Вместо него ответила Ласта:
— Направо.
— Ну что ж… направо так направо.
И он зашагал по улице не глядя по сторонам, будто на автопилоте. Мимоходом взял в киоске газету, мимоходом прочитал.

СУД НАД МЯТЕЖНИКАМИ
Вчера доблестными работниками внутренних дел раскрыт антиправительственный заговор, направленный против депутатов городской думы.
Мятежники арестованы у себя на штаб-квартире, которая помещалась в здании магазина «Гастроном". Главарями заговора являлись Ехидный Бас и заведующая магазином гр. Петрова. Предполагается, что указанные граждане находились в противоестественной внебрачной связи и являлись уругвайскими шпионами.
В процессе расследования выяснилось также, что у преступников находятся списки подпольного правительства. Один из участников заговора арестован на вокзале, когда пытался и там поднять мятеж. Он помещен в психиатрическую лечебницу. Предварительный диагноз «мания величия", так как он все время просит называть себя министром иностранных дел и требует встречи с премьер-министрами Англии и Америки.
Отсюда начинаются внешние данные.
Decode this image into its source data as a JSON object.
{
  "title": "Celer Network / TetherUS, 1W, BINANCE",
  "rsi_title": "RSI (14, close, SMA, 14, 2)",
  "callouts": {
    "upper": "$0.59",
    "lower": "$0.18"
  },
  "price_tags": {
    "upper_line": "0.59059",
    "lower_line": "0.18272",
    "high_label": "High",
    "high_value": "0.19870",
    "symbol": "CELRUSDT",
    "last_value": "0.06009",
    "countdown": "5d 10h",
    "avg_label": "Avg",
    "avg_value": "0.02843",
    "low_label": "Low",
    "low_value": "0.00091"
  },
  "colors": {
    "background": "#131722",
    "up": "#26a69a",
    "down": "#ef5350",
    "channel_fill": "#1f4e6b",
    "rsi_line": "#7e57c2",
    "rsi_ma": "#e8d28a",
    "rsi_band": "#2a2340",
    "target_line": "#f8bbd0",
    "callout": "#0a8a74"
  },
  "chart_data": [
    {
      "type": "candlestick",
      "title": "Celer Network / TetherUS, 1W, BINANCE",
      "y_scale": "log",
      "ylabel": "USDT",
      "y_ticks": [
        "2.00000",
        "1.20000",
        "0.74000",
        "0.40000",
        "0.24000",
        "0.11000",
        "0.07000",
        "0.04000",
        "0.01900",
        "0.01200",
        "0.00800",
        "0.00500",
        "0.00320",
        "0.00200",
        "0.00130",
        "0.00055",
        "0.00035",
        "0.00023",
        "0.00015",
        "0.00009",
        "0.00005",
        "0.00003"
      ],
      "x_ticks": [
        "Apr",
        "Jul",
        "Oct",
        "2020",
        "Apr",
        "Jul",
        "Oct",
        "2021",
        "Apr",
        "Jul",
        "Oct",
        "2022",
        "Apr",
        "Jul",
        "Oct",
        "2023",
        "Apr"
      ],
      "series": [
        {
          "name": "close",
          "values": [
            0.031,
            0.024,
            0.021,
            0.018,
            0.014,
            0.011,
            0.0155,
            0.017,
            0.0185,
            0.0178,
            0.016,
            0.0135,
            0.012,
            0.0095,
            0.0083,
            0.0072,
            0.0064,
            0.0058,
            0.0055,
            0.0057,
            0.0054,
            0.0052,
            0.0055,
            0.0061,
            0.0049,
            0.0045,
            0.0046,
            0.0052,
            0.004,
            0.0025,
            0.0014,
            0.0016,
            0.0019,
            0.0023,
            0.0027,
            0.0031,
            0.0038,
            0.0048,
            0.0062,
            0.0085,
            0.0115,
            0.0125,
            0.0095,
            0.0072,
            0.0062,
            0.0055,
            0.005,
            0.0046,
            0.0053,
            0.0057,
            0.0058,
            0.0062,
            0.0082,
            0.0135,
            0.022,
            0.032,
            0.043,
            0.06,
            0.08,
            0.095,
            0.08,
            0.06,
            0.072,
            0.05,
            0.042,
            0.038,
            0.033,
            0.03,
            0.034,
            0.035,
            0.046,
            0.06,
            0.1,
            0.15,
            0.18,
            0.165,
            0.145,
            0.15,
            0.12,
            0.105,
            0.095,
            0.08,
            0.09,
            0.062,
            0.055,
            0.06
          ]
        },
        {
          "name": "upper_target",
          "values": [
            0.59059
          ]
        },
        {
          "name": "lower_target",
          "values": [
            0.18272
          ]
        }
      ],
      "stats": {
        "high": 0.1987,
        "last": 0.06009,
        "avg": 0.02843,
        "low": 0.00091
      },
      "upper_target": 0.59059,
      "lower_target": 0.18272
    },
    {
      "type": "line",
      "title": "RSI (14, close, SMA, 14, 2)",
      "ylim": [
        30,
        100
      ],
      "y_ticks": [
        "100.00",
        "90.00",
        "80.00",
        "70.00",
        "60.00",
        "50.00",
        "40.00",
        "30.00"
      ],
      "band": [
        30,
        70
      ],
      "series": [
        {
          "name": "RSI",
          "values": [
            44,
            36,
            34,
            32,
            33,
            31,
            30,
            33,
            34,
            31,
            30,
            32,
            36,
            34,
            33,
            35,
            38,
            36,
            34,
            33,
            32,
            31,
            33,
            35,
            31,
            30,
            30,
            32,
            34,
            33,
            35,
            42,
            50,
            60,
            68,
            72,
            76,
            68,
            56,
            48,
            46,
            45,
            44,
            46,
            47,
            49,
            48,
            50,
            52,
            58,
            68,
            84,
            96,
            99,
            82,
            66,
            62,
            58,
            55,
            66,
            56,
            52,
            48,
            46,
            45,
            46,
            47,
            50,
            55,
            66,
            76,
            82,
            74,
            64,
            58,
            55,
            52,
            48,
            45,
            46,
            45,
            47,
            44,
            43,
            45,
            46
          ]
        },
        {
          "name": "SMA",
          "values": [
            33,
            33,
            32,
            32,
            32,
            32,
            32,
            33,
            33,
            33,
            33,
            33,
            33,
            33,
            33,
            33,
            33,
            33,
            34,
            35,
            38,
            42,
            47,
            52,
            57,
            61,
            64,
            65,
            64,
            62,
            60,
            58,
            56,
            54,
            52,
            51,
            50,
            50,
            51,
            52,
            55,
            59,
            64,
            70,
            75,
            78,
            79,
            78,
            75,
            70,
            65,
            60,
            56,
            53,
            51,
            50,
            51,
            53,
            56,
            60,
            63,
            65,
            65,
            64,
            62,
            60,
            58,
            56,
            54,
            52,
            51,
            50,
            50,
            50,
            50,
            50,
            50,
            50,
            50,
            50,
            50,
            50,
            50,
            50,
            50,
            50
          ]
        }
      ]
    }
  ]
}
Вот, граждане, сколько невинных людей пострадало из-за глупости немногих недалеких!

Заговор помог раскрыть истинный патриот гр. Оратор, который, рискуя жизнью, внедрился в ряды заговорщиков с целью последующего их разоблачения. Честь и слава герою! Гневно отметим мерзкие происки и гнусные выпады отъявленных мерзавцев, стремившихся опорочить и разрушить нашу счастливую жизнь и наши высокие идеалы!
Студентка факультета журналистики И. Ирокезова.

— Вы уже прочли?
Оратор оглянулся. За спиной стоял человек преклонных лет, из тех, кого принято называть старикашками.
— Каковы мерзавцы, а? Надо ж до такого додуматься, и где — в «Гастрономе"! В святая святых! Мне стыдно, что мы воспитали таких людей!
— Слушай, ты, старый увалень, вали отседова! А то я за себя не ручаюсь! — вдруг взорвалась Ласта.
— Но я ведь просто, — поспешно ретируясь, пытался оправдаться тот.
Вдруг Ласта громко крикнула:
— Что просто? А ну, стоять!
Но тот уже быстро перебирая ножками, припустил по улице.
— Зачем ты его так? — с тоской в голосе произнёс Оратор, обращаясь к подруге дней своих суровых. — Он же это не со зла...
— Все они добрые… пока их не бьют, — резонно ответила та.
Тянулся все еще по-летнему солнечно-дурацкий день. И орущие птицы — дураки, и люди, и деревья, и солнце. Все дураки. К ним еще добавился по-дурацки теплый ветер, гнавший по-дурацки дурацкую пыль. И Оратор чувствовал себя дураком. Вот только Ласта по этому поводу хранила молчание.
— Что ты думаешь обо всем этом? — осторожно спросила она.
— А ты? И о чём это ты? — вяло отозвался Оратор.
— Я думаю, что начало хорошее. Конечно, сволочи они, что тебя подставили, но это дело поправимое. Провокация провокацией, а жизнь продолжается. Главное — пробовать. Объясним им всем, они поймут. Попробуем еще раз? Ты ведь теперь умеешь глаголом жечь сердца людей!
Оратор неожиданно остановился.
— Ну что ты встал?
— В «Гастроном"! — решительно провозгласил Оратор.

...В «Гастрономе» очередь тянулась к привычному прилавку. Витрину украшали все те же павшие «смертью храбрых» куры, и...
— Боже мой! — прошептал Оратор.
— Да уж... — неопределенно отозвалась Ласта.
На витрине лежали все те же крокодильи котлеты, только они совсем уж зеленые и запах от них шел совсем уж невыносимый. И цена уже 3 рубля за штуку. И табличка: «Норма отпуска — 1 кг в руки". Бдительные бабульки ревностно регулировали очередь.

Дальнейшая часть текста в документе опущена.